A passagem da linha de produção do México para a fábrica italiana de Melfi é um dos marcos do agora atualizado Compass da Jeep. SUV que também ganhou nova geração de motores a gasolina, tendo neste 1.3 Turbo de 150 cv uma companhia de forte personalidade.

Nem sempre damos importância ao local onde os veículos são fabricados. Até agora, o Compass vinha do México e a atual passagem da linha de produção para Melfi (Itália) vem agilizar os processos internos de encomendas e alargar as possibilidades de personalização. Na prática, também notámos evolução na robustez do interior, não obstante persistirem plásticos demasiado brilhantes e frios ao toque, em particular na moldura dos puxadores interiores das portas e na zona mais rebaixada da consola central. Por melhorar ficou ainda a disposição de comandos na mesma consola central, onde proliferam demasiados botões, alguns deles junto a outros de funções completamente díspares…
Parte importante deste passo evolutivo do Compass é a atualização do sistema multimédia, agora com a última geração do software Uconnect, passando a incluir, de série, variedade de serviços conectados, entre eles a realização de chamada perante situações de emergência ou colisão. Os serviços My Car e My Remote amplificam a interação com o veículo via smartphone, quer na consulta quer na alteração de configurações à distância.
A presença de mecânica a gasolina muito contribui para utilização serena, em particular a permitida pela recente unidade 1.3 turbo, que neste patamar superior de potência, 150 cv, surge associada à tração dianteira e a uma transmissão automática de dupla embraiagem e 6 velocidades, da família DCT – nesta atualizada gama, o Compass está disponível com preços a partir dos 27.935 € para a versão 1.3 turbo de 130 cv e caixa manual de 6 velocidades.
Focando atenções na unidade testada, sobressai a elasticidade e facilidade de condução que resulta da disponibilidade dos 150 cv do motor a gasolina com a fluidez de atuação da caixa automática. A maioria das situações quotidianas serão resolvidas até às 2500-2750 rpm, com as trocas de caixa a surgirem sempre com o intuito de conferir ligeireza à viagem e proporcionar a máxima contenção de gastos com combustível. Face à anterior unidade 1.4 Turbo, a relevante subida do valor de binário (mais 40 Nm) vem também contribuir para o aumento da qualidade roladora: neste género de modelo, mais do que as performances puras, é a forma como todo o conjunto funciona no quotidiano que mais contribui para a qualidade da condução.
A Jeep aproveitou a atualização do Compass para incluir distintas afinações na suspensão e direção, que resultam numa mais fidedigna comunicação com a estrada. A resposta ao volante ficou mais direta e consistente, ao passo que a suspensão, sabendo manter elevados níveis de conforto e transmitir rigidez estrutural ao conjunto, garante agora uma notável e superior confiança (e controlo dos movimentos) em curva. Ou seja, entre a quase invisibilidade desta seminova geração, a qualidade de condução do Compass foi dos pontos que mais evolui e que mais apreciamos, podendo ser ainda melhor explorada mediante a seleção do modo de condução Sport - outra das novidades - e que realmente representa acréscimo de vivacidade dinâmica, não só pelo endurecimento das leis da assistência da direção e trocas de caixa em regime mais alto, mas em particular pela sensibilidade extra no pedal do acelerador, fazendo com que os 150 cv se expressem de forma mais evidente. Com tudo isto, o consumo médio rondará os 8 l/100 km, valor justo face às boas performances e peso/dimensões do conjunto.

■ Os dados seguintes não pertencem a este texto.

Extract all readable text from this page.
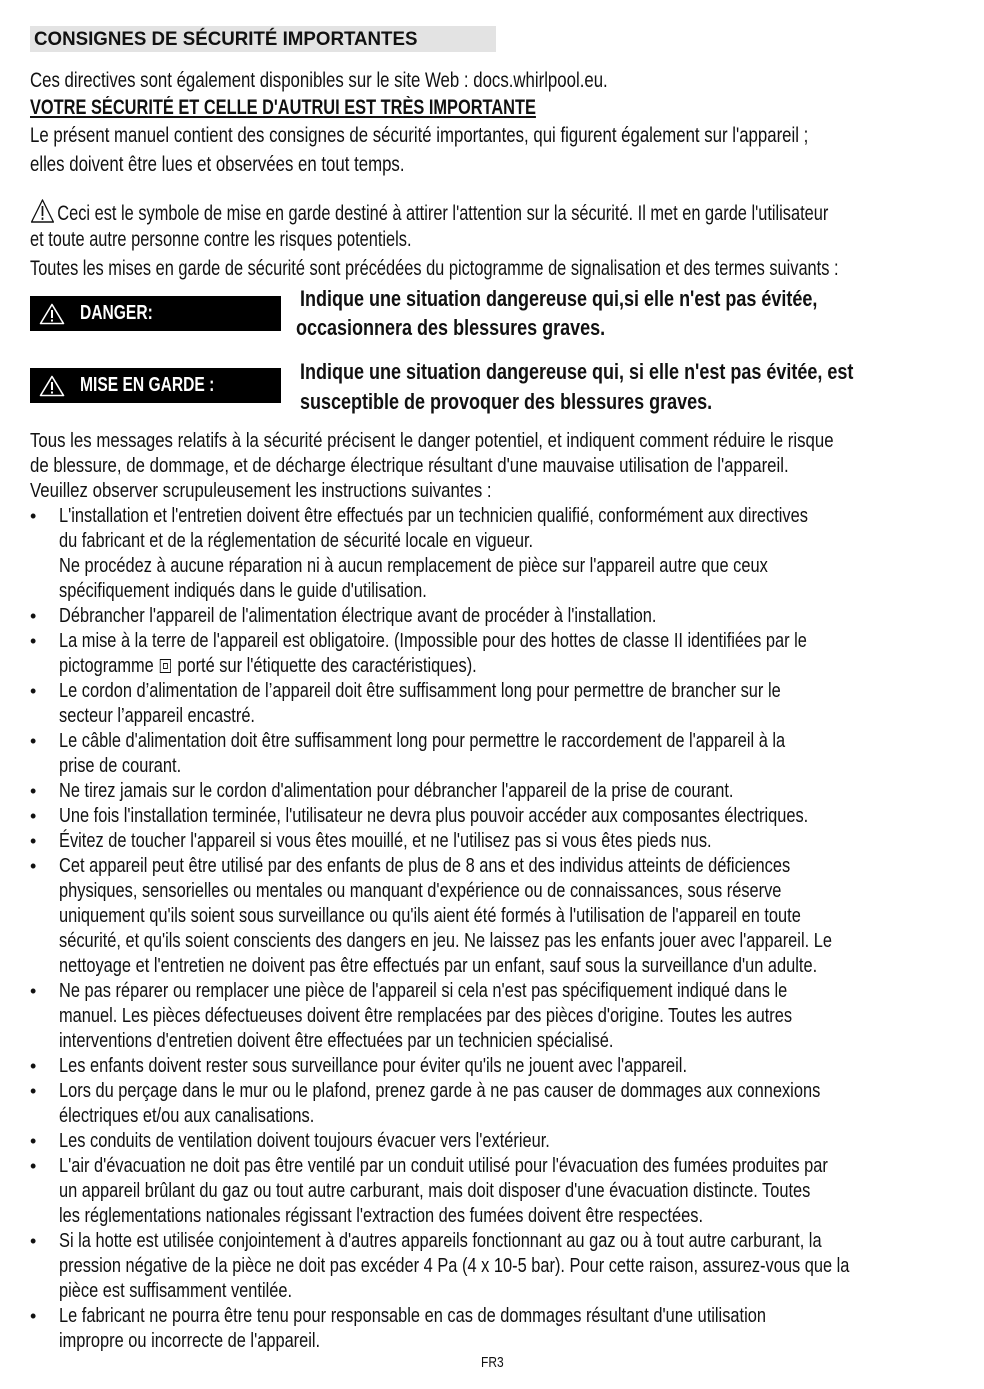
CONSIGNES DE SÉCURITÉ IMPORTANTES
Ces directives sont également disponibles sur le site Web : docs.whirlpool.eu.
VOTRE SÉCURITÉ ET CELLE D'AUTRUI EST TRÈS IMPORTANTE
Le présent manuel contient des consignes de sécurité importantes, qui figurent également sur l'appareil ;
elles doivent être lues et observées en tout temps.
Ceci est le symbole de mise en garde destiné à attirer l'attention sur la sécurité. Il met en garde l'utilisateur
et toute autre personne contre les risques potentiels.
Toutes les mises en garde de sécurité sont précédées du pictogramme de signalisation et des termes suivants :
DANGER:
Indique une situation dangereuse qui,si elle n'est pas évitée,
occasionnera des blessures graves.
MISE EN GARDE :
Indique une situation dangereuse qui, si elle n'est pas évitée, est
susceptible de provoquer des blessures graves.
Tous les messages relatifs à la sécurité précisent le danger potentiel, et indiquent comment réduire le risque
de blessure, de dommage, et de décharge électrique résultant d'une mauvaise utilisation de l'appareil.
Veuillez observer scrupuleusement les instructions suivantes :
• L'installation et l'entretien doivent être effectués par un technicien qualifié, conformément aux directives
du fabricant et de la réglementation de sécurité locale en vigueur.
Ne procédez à aucune réparation ni à aucun remplacement de pièce sur l'appareil autre que ceux
spécifiquement indiqués dans le guide d'utilisation.
• Débrancher l'appareil de l'alimentation électrique avant de procéder à l'installation.
• La mise à la terre de l'appareil est obligatoire. (Impossible pour des hottes de classe II identifiées par le
pictogramme porté sur l'étiquette des caractéristiques).
• Le cordon d’alimentation de l’appareil doit être suffisamment long pour permettre de brancher sur le
secteur l’appareil encastré.
• Le câble d'alimentation doit être suffisamment long pour permettre le raccordement de l'appareil à la
prise de courant.
• Ne tirez jamais sur le cordon d'alimentation pour débrancher l'appareil de la prise de courant.
• Une fois l'installation terminée, l'utilisateur ne devra plus pouvoir accéder aux composantes électriques.
• Évitez de toucher l'appareil si vous êtes mouillé, et ne l'utilisez pas si vous êtes pieds nus.
• Cet appareil peut être utilisé par des enfants de plus de 8 ans et des individus atteints de déficiences
physiques, sensorielles ou mentales ou manquant d'expérience ou de connaissances, sous réserve
uniquement qu'ils soient sous surveillance ou qu'ils aient été formés à l'utilisation de l'appareil en toute
sécurité, et qu'ils soient conscients des dangers en jeu. Ne laissez pas les enfants jouer avec l'appareil. Le
nettoyage et l'entretien ne doivent pas être effectués par un enfant, sauf sous la surveillance d'un adulte.
• Ne pas réparer ou remplacer une pièce de l'appareil si cela n'est pas spécifiquement indiqué dans le
manuel. Les pièces défectueuses doivent être remplacées par des pièces d'origine. Toutes les autres
interventions d'entretien doivent être effectuées par un technicien spécialisé.
• Les enfants doivent rester sous surveillance pour éviter qu'ils ne jouent avec l'appareil.
• Lors du perçage dans le mur ou le plafond, prenez garde à ne pas causer de dommages aux connexions
électriques et/ou aux canalisations.
• Les conduits de ventilation doivent toujours évacuer vers l'extérieur.
• L'air d'évacuation ne doit pas être ventilé par un conduit utilisé pour l'évacuation des fumées produites par
un appareil brûlant du gaz ou tout autre carburant, mais doit disposer d'une évacuation distincte. Toutes
les réglementations nationales régissant l'extraction des fumées doivent être respectées.
• Si la hotte est utilisée conjointement à d'autres appareils fonctionnant au gaz ou à tout autre carburant, la
pression négative de la pièce ne doit pas excéder 4 Pa (4 x 10-5 bar). Pour cette raison, assurez-vous que la
pièce est suffisamment ventilée.
• Le fabricant ne pourra être tenu pour responsable en cas de dommages résultant d'une utilisation
impropre ou incorrecte de l'appareil.
FR3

A versão em teste, com o nível de equipamento superior, S, rege-se por ampla oferta de elementos de série, não descurando a presença de revestimentos em pele com ajustes elétricos dos bancos dianteiros, sistema Uconnect com navegação em monitor de 8,4’’ já com as ligações AppleCarplay e Android Auto, sistema de acesso e arranque mãos livres, portão da bagageira com abertura e fecho automático, câmara traseira e ampla oferta de ajudas à condução, caso da avisos de colisão e saída de faixa ou comutação automática entre luzes de médios e máximos (bixénon). Já no exterior, destaque para as jantes negras de 19’’, vidros escurecidos e aplicações em cinza na ponteira de escape e contorno dos vidros laterais. Tudo incluído nos 36.965 € do Compass S 1.3 Turbo de 150 cv com caixa automática de 6 velocidades.